BARRÈS Maurice

Né le 19 août 1862 à Charmes-sur-Moselle (Vosges), mort le 4 décembre 1923 à Neuilly-sur-Seine (Seine) ; écrivain ; proche de l’anarchisme individualiste, puis nationaliste.

Les premières œuvres de Maurice Barrès ont pu faire penser à une certaine forme d’individualisme, voire d’anarchisme. Barrès manifesta d’ailleurs durant un temps des sympathies pour le mouvement anarchiste ou pour certains de ses adeptes. Augustin Hamon l’introduisit auprès de Jean Grave que Barrès vint visiter à la prison Sainte-Pélagie en 1891. Avec Zola, Octave Mirbeau, Jean Ajalbert et quelques autres écrivains, M. Barrès participa, en 1898, à une souscription en vue de permettre l’essai d’école libertaire que voulurent tenter, dans l’esprit de Paul Robin, des anarchistes connus pour tels comme J. Degalvès et Émile Janvion (cf. Les Temps nouveaux, 16-22 avril 1898).
Très rapidement, cependant, le culte du Moi individuel se mua en un culte du Moi national qui déboucha sur une conception organique de l’entité nationale. C’est ainsi que dès les premiers ébranlements de l’Affaire Dreyfus le nationalisme barrésien apparaît comme un nationalisme étroit et agressif, à la limite du racisme. Supporté par une certaine forme de darwinisme social, ce nationalisme fondé sur un déterminisme physiologique, sur un relativisme moral et sur un irrationalisme extrême traduit bien une vision complète de l’homme et de la collectivité.
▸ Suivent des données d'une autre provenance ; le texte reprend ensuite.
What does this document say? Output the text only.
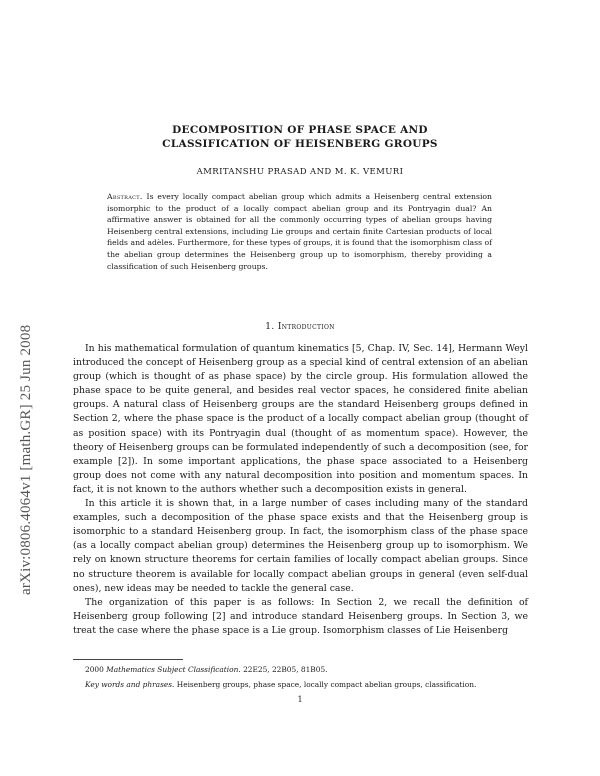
arXiv:0806.4064v1 [math.GR] 25 Jun 2008
DECOMPOSITION OF PHASE SPACE AND
CLASSIFICATION OF HEISENBERG GROUPS
AMRITANSHU PRASAD AND M. K. VEMURI
Abstract. Is every locally compact abelian group which admits a Heisenberg central extension isomorphic to the product of a locally compact abelian group and its Pontryagin dual? An affirmative answer is obtained for all the commonly occurring types of abelian groups having Heisenberg central extensions, including Lie groups and certain finite Cartesian products of local fields and adèles. Furthermore, for these types of groups, it is found that the isomorphism class of the abelian group determines the Heisenberg group up to isomorphism, thereby providing a classification of such Heisenberg groups.
1. Introduction

In his mathematical formulation of quantum kinematics [5, Chap. IV, Sec. 14], Hermann Weyl introduced the concept of Heisenberg group as a special kind of central extension of an abelian group (which is thought of as phase space) by the circle group. His formulation allowed the phase space to be quite general, and besides real vector spaces, he considered finite abelian groups. A natural class of Heisenberg groups are the standard Heisenberg groups defined in Section 2, where the phase space is the product of a locally compact abelian group (thought of as position space) with its Pontryagin dual (thought of as momentum space). However, the theory of Heisenberg groups can be formulated independently of such a decomposition (see, for example [2]). In some important applications, the phase space associated to a Heisenberg group does not come with any natural decomposition into position and momentum spaces. In fact, it is not known to the authors whether such a decomposition exists in general.

In this article it is shown that, in a large number of cases including many of the standard examples, such a decomposition of the phase space exists and that the Heisenberg group is isomorphic to a standard Heisenberg group. In fact, the isomorphism class of the phase space (as a locally compact abelian group) determines the Heisenberg group up to isomorphism. We rely on known structure theorems for certain families of locally compact abelian groups. Since no structure theorem is available for locally compact abelian groups in general (even self-dual ones), new ideas may be needed to tackle the general case.

The organization of this paper is as follows: In Section 2, we recall the definition of Heisenberg group following [2] and introduce standard Heisenberg groups. In Section 3, we treat the case where the phase space is a Lie group. Isomorphism classes of Lie Heisenberg

2000 Mathematics Subject Classification. 22E25, 22B05, 81B05.

Key words and phrases. Heisenberg groups, phase space, locally compact abelian groups, classification.

1
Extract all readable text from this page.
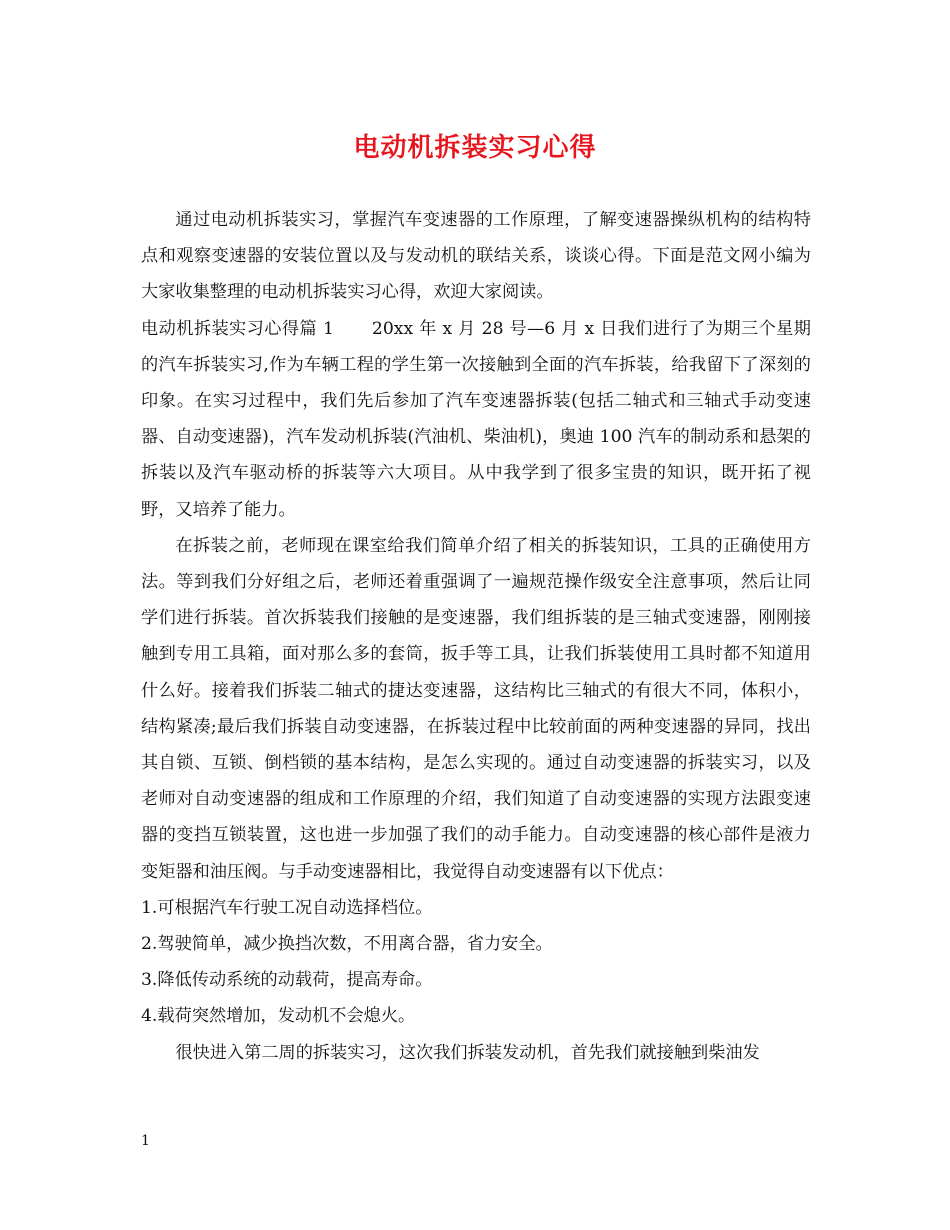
电动机拆装实习心得

通过电动机拆装实习，掌握汽车变速器的工作原理，了解变速器操纵机构的结构特点和观察变速器的安装位置以及与发动机的联结关系，谈谈心得。下面是范文网小编为大家收集整理的电动机拆装实习心得，欢迎大家阅读。

电动机拆装实习心得篇 1 20xx 年 x 月 28 号—6 月 x 日我们进行了为期三个星期的汽车拆装实习,作为车辆工程的学生第一次接触到全面的汽车拆装，给我留下了深刻的印象。在实习过程中，我们先后参加了汽车变速器拆装(包括二轴式和三轴式手动变速器、自动变速器)，汽车发动机拆装(汽油机、柴油机)，奥迪 100 汽车的制动系和悬架的拆装以及汽车驱动桥的拆装等六大项目。从中我学到了很多宝贵的知识，既开拓了视野，又培养了能力。

在拆装之前，老师现在课室给我们简单介绍了相关的拆装知识，工具的正确使用方法。等到我们分好组之后，老师还着重强调了一遍规范操作级安全注意事项，然后让同学们进行拆装。首次拆装我们接触的是变速器，我们组拆装的是三轴式变速器，刚刚接触到专用工具箱，面对那么多的套筒，扳手等工具，让我们拆装使用工具时都不知道用什么好。接着我们拆装二轴式的捷达变速器，这结构比三轴式的有很大不同，体积小，结构紧凑;最后我们拆装自动变速器，在拆装过程中比较前面的两种变速器的异同，找出其自锁、互锁、倒档锁的基本结构，是怎么实现的。通过自动变速器的拆装实习，以及老师对自动变速器的组成和工作原理的介绍，我们知道了自动变速器的实现方法跟变速器的变挡互锁装置，这也进一步加强了我们的动手能力。自动变速器的核心部件是液力变矩器和油压阀。与手动变速器相比，我觉得自动变速器有以下优点：

1.可根据汽车行驶工况自动选择档位。

2.驾驶简单，减少换挡次数，不用离合器，省力安全。

3.降低传动系统的动载荷，提高寿命。

4.载荷突然增加，发动机不会熄火。

很快进入第二周的拆装实习，这次我们拆装发动机，首先我们就接触到柴油发

1
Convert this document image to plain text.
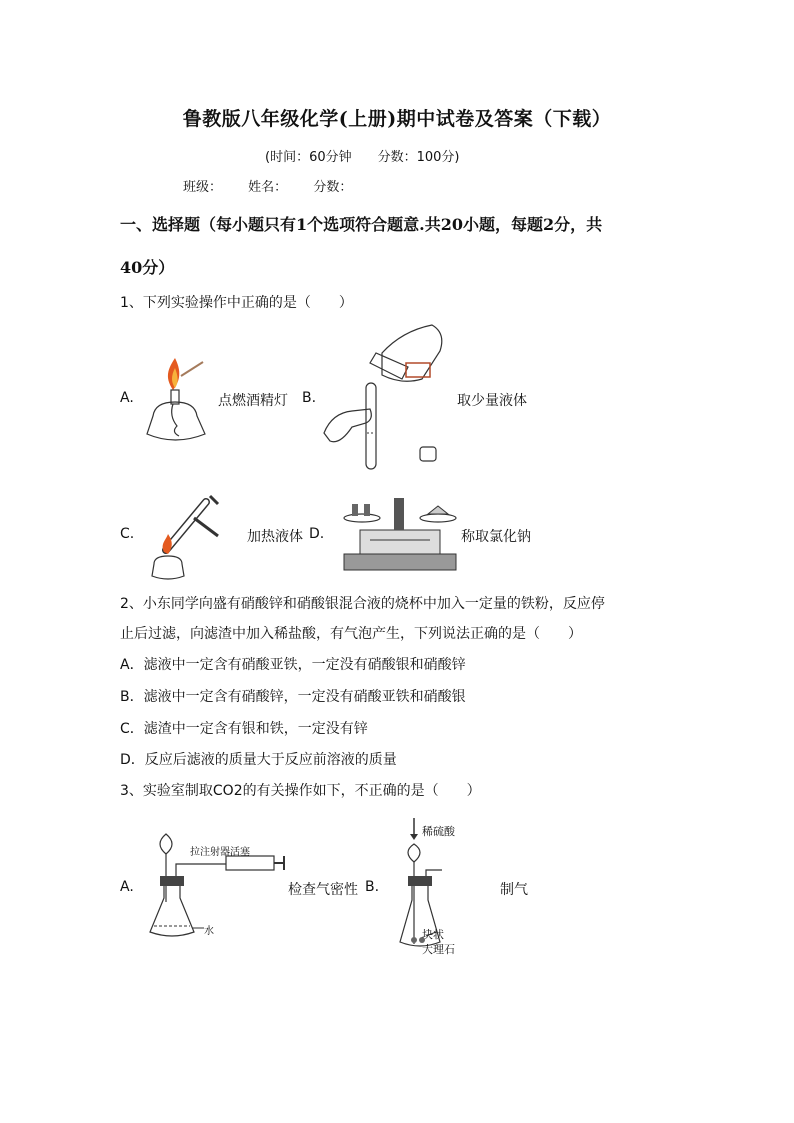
鲁教版八年级化学(上册)期中试卷及答案（下载）
(时间：60分钟　　分数：100分)
班级： 姓名： 分数：
一、选择题（每小题只有1个选项符合题意.共20小题，每题2分，共
40分）
1、下列实验操作中正确的是（　　）
A.	点燃酒精灯 B.	取少量液体
C.	加热液体 D.	称取氯化钠
2、小东同学向盛有硝酸锌和硝酸银混合液的烧杯中加入一定量的铁粉，反应停
止后过滤，向滤渣中加入稀盐酸，有气泡产生，下列说法正确的是（　　）
A．滤液中一定含有硝酸亚铁，一定没有硝酸银和硝酸锌
B．滤液中一定含有硝酸锌，一定没有硝酸亚铁和硝酸银
C．滤渣中一定含有银和铁，一定没有锌
D．反应后滤液的质量大于反应前溶液的质量
3、实验室制取CO2的有关操作如下，不正确的是（　　）
A.
拉注射器活塞
水
检查气密性 B.
稀硫酸
块状
大理石
制气
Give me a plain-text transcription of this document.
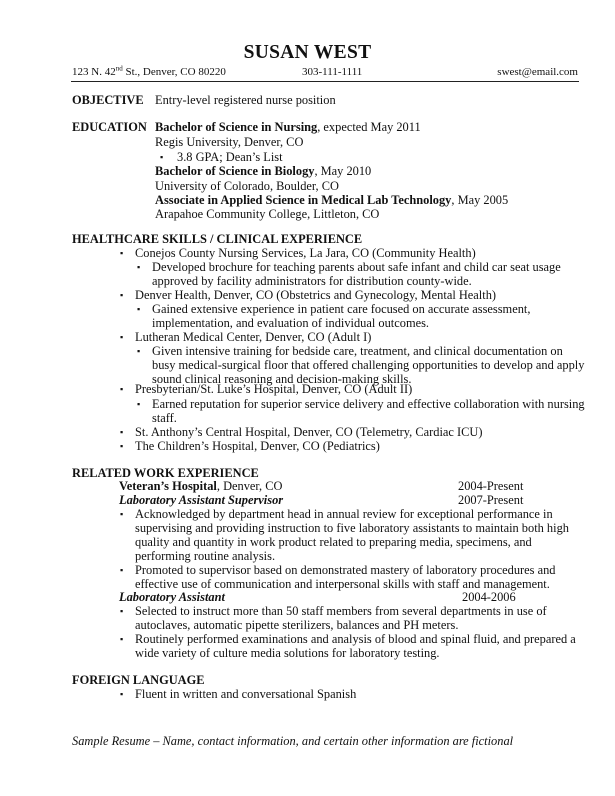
SUSAN WEST
123 N. 42nd St., Denver, CO 80220	303-111-1111	swest@email.com
OBJECTIVE Entry-level registered nurse position
EDUCATION Bachelor of Science in Nursing, expected May 2011
Regis University, Denver, CO
▪ 3.8 GPA; Dean’s List
Bachelor of Science in Biology, May 2010
University of Colorado, Boulder, CO
Associate in Applied Science in Medical Lab Technology, May 2005
Arapahoe Community College, Littleton, CO
HEALTHCARE SKILLS / CLINICAL EXPERIENCE
▪ Conejos County Nursing Services, La Jara, CO (Community Health)
▪ Developed brochure for teaching parents about safe infant and child car seat usage
approved by facility administrators for distribution county-wide.
▪ Denver Health, Denver, CO (Obstetrics and Gynecology, Mental Health)
▪ Gained extensive experience in patient care focused on accurate assessment,
implementation, and evaluation of individual outcomes.
▪ Lutheran Medical Center, Denver, CO (Adult I)
▪ Given intensive training for bedside care, treatment, and clinical documentation on
busy medical-surgical floor that offered challenging opportunities to develop and apply
sound clinical reasoning and decision-making skills.
▪ Presbyterian/St. Luke’s Hospital, Denver, CO (Adult II)
▪ Earned reputation for superior service delivery and effective collaboration with nursing
staff.
▪ St. Anthony’s Central Hospital, Denver, CO (Telemetry, Cardiac ICU)
▪ The Children’s Hospital, Denver, CO (Pediatrics)
RELATED WORK EXPERIENCE
Veteran’s Hospital, Denver, CO	2004-Present
Laboratory Assistant Supervisor	2007-Present
▪ Acknowledged by department head in annual review for exceptional performance in
supervising and providing instruction to five laboratory assistants to maintain both high
quality and quantity in work product related to preparing media, specimens, and
performing routine analysis.
▪ Promoted to supervisor based on demonstrated mastery of laboratory procedures and
effective use of communication and interpersonal skills with staff and management.
Laboratory Assistant	2004-2006
▪ Selected to instruct more than 50 staff members from several departments in use of
autoclaves, automatic pipette sterilizers, balances and PH meters.
▪ Routinely performed examinations and analysis of blood and spinal fluid, and prepared a
wide variety of culture media solutions for laboratory testing.
FOREIGN LANGUAGE
▪ Fluent in written and conversational Spanish
Sample Resume – Name, contact information, and certain other information are fictional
La pensée barrésienne jette alors les bases d’un nationalisme romantique et mystique qui exprime un refus de la décadence, de la société industrielle et des valeurs bourgeoises, une volonté de dépasser la banalité, le matérialisme et la platitude de la démocratie libérale.
Parce qu’elle constitue finalement beaucoup moins une réaction contre le désastre de 1870 qu’une révolte contre la démocratie libérale, parce qu’elle prend parti contre la misère ouvrière, la pensée de Barrès peut un instant faire illusion : le nationalisme populaire et autoritaire, le nationalisme des diatribes contre les riches, contre les injustices économiques, le nationalisme d’une certaine démagogie socialisante peut, dans une situation particulièrement ambiguë, apparaître comme une version du socialisme. Le « socialisme nationaliste » — l’expression est de Barrès — que professe alors l’auteur de Scènes et doctrines du nationalisme et qui vise essentiellement à l’intégration du prolétariat dans la collectivité nationale annonce déjà les mouvements de masse d’extrême-droite du XXe siècle.

Pour citer cet article :
http://maitron-en-ligne.univ-paris1.fr/spip.php?article77318, notice BARRÈS Maurice , version mise en ligne le 30 mars 2010, dernière modification le 30 mars 2010.

SOURCES : Lettre d’Augustin Hamon à Jean Grave, 25 juin 1891 (IFHS). — Notes de Zeev Sternhell. — État civil de Charmes-sur-Moselle et de Neuilly-sur-Seine.